With luck we should soon be hearing from Professor Royal Skousen, who is the mastermind of the critical text of the Book of Mormon. There is another critical text edition that I would like to see: A critical text of the Doctrine and Covenants.
Such an edition would show all of the different changes that have occured in the various texts of the revelations. Most Mormons are aware that there are numerous changes in the text of the Book of Mormon. Some of these are simple gramatical corrections or rephrasing. Others involve more substantial shifts, but none of these are very large (in my opinion).
The Doctrine and Covenants has an even more complicated textual history. In many cases, the Church Archives still has the original manuscript versions of the revelations. Most were published in Church periodicals before being published first in the Book of Commandments and then in later various editions of the Doctrine and Covenants. The text of many of these revelations evolved. Hence, there are differences between manuscript versions, periodical versions, early canonized versions and later canonized versions. In some cases the shifts are little more than typographical or gramatical correction. In other cases, the shifts are more interesting.
For example, D&C 8:6 refers to the fact that Oliver Cowdry has been given “the gift of Aaron.” The earliest published version of this revelation, however, refers to the gift of working with the rod, which scholars generally accept as a reference to Oliver’s use of a divining rod.
Even more interesting to me than such deletions are textual additions. For example, Joseph frequently expanded his revelations by inserting bits and pieces of text that he recieved as part of the Inspired Translation of the Bible. Hence, the current D&C often silently includes JST material.
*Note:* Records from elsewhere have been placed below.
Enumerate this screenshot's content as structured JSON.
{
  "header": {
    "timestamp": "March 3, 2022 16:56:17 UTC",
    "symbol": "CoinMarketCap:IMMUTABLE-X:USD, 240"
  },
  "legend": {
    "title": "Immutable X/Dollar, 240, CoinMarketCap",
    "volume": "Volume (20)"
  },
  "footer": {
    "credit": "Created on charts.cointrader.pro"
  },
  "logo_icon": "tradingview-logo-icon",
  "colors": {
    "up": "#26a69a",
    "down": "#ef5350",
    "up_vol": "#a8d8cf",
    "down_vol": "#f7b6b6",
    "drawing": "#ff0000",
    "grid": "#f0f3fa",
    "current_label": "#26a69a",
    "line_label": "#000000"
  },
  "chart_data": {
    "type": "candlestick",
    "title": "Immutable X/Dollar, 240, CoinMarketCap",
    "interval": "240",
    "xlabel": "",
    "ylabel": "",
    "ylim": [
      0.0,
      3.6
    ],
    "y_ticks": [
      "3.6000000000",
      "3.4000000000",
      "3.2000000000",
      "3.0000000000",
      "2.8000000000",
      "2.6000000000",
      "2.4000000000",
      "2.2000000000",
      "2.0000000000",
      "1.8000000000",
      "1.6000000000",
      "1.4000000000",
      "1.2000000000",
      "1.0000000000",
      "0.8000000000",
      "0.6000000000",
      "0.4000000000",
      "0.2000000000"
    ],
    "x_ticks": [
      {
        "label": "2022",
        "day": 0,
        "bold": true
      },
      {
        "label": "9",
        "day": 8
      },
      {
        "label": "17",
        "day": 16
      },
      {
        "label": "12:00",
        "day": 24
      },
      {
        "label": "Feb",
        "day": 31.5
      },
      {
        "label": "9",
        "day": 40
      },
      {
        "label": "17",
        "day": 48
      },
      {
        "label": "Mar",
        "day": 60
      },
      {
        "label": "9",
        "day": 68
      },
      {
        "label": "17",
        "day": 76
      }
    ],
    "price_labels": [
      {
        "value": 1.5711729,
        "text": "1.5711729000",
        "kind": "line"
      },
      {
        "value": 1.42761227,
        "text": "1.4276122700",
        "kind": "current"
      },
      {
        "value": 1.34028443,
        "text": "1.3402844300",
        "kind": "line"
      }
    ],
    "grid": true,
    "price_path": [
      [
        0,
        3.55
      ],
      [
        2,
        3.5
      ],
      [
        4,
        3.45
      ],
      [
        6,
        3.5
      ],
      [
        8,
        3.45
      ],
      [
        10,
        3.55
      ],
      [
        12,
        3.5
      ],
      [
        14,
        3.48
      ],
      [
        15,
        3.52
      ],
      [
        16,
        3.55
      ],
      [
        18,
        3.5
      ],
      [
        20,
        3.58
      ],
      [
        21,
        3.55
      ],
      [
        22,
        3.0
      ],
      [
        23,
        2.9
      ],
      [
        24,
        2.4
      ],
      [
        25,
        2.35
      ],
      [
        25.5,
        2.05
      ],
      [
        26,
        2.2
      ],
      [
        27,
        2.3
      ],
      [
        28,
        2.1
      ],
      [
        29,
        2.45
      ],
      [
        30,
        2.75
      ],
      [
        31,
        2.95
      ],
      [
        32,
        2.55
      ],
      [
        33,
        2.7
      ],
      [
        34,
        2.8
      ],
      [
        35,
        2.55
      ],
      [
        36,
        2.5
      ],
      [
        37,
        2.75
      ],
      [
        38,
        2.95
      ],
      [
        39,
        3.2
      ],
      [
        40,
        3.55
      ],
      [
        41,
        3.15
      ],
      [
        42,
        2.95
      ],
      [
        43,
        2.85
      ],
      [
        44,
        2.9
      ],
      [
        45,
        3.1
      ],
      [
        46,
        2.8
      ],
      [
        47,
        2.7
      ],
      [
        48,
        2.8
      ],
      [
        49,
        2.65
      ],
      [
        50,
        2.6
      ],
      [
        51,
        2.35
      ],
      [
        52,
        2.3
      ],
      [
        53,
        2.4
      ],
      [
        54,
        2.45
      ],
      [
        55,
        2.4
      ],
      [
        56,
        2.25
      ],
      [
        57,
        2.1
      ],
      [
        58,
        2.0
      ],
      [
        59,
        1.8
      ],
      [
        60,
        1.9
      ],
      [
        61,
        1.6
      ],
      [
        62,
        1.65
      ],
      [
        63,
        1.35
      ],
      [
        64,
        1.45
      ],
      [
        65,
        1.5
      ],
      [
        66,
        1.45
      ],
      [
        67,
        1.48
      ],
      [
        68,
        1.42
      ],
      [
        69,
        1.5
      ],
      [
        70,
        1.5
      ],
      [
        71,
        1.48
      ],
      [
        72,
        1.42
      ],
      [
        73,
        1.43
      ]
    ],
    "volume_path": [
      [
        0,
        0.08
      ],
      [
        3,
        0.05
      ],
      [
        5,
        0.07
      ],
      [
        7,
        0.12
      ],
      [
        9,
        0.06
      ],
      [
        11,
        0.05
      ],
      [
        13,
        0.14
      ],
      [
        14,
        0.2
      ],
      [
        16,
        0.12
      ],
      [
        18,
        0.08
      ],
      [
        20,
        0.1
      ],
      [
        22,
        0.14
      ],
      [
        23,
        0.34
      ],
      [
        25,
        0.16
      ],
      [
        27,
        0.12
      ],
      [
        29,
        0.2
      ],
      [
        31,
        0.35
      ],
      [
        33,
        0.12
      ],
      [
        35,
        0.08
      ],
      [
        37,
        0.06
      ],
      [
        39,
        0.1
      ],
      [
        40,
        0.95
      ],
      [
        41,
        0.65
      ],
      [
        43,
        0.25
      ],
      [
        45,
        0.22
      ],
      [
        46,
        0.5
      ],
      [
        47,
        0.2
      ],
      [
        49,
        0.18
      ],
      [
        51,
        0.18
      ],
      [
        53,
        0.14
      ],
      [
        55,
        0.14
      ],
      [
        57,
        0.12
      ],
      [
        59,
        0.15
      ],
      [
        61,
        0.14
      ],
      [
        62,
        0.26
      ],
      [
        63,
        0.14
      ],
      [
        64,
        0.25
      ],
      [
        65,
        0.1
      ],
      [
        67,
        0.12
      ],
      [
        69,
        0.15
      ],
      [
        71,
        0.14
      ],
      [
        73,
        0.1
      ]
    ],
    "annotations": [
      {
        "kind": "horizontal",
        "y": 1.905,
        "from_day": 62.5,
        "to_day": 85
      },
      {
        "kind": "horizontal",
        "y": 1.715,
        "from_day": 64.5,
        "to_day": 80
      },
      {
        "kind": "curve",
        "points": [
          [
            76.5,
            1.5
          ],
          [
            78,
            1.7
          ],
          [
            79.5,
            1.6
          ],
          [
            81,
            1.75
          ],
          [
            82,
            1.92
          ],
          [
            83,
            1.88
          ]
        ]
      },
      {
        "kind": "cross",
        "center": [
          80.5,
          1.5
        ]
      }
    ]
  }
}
Also of interest would be the pre-canonization life of various texts. For example, there are comparatively few revelations from the Nauvoo period. By this I mean texts that Joseph produced as a result of direct inquiry of the Lord in which the Lord speaks in the first person. Rather, many of our Nauvoo-era sections are actually redacted bits of Joseph’s sermons that were written in journals and subsequently cannonized in Utah.
There are some stabs at producing this kind of a critical text. To my knowledge the most comprehensive attempt is a thesis that was produced at BYU and attempts to provide a textual history of the revlations. It is extremely long, the structure is very unwieldy and my understanding is that it is incomplete. Signature recently produced something that sort of looks like a critical edition of some of the revelations, but it is incomplete and doesn’t seem to have really been designed as a comprehensive reference work.
The production of such a text would be a hugely difficult task, I suspect. The sources are scatter and in the case of the JST very disorganized. For example, Joseph frequently edited the bible by literally sticking scraps of paper with textual changes in the margins of the book, or marking up the pages themselves. Figuring out when all of this was done and how it relates the D&C would be a very difficult task.
Perhaps more interesting, however, is the theological issue of how one deals with textual changes in the D&C. Certainly, Joseph’s process of textual revision, refinement, and expansion makes difficult any model of revelation as reciept of an inerrent and unchanging text. (Although my understanding is that there are some texts that seem to have been dicated very rapidly, word for word, and then never changed. I personally suspect that you have lots of different processes at work.) Also, one is left with the tricky issue of figuring out the canonical status of earlier versions of the revelations, a question that opens up the whole issue of what it means for a revelation to be canonical.
With luck, perhaps Professor Skousen will take up this project next.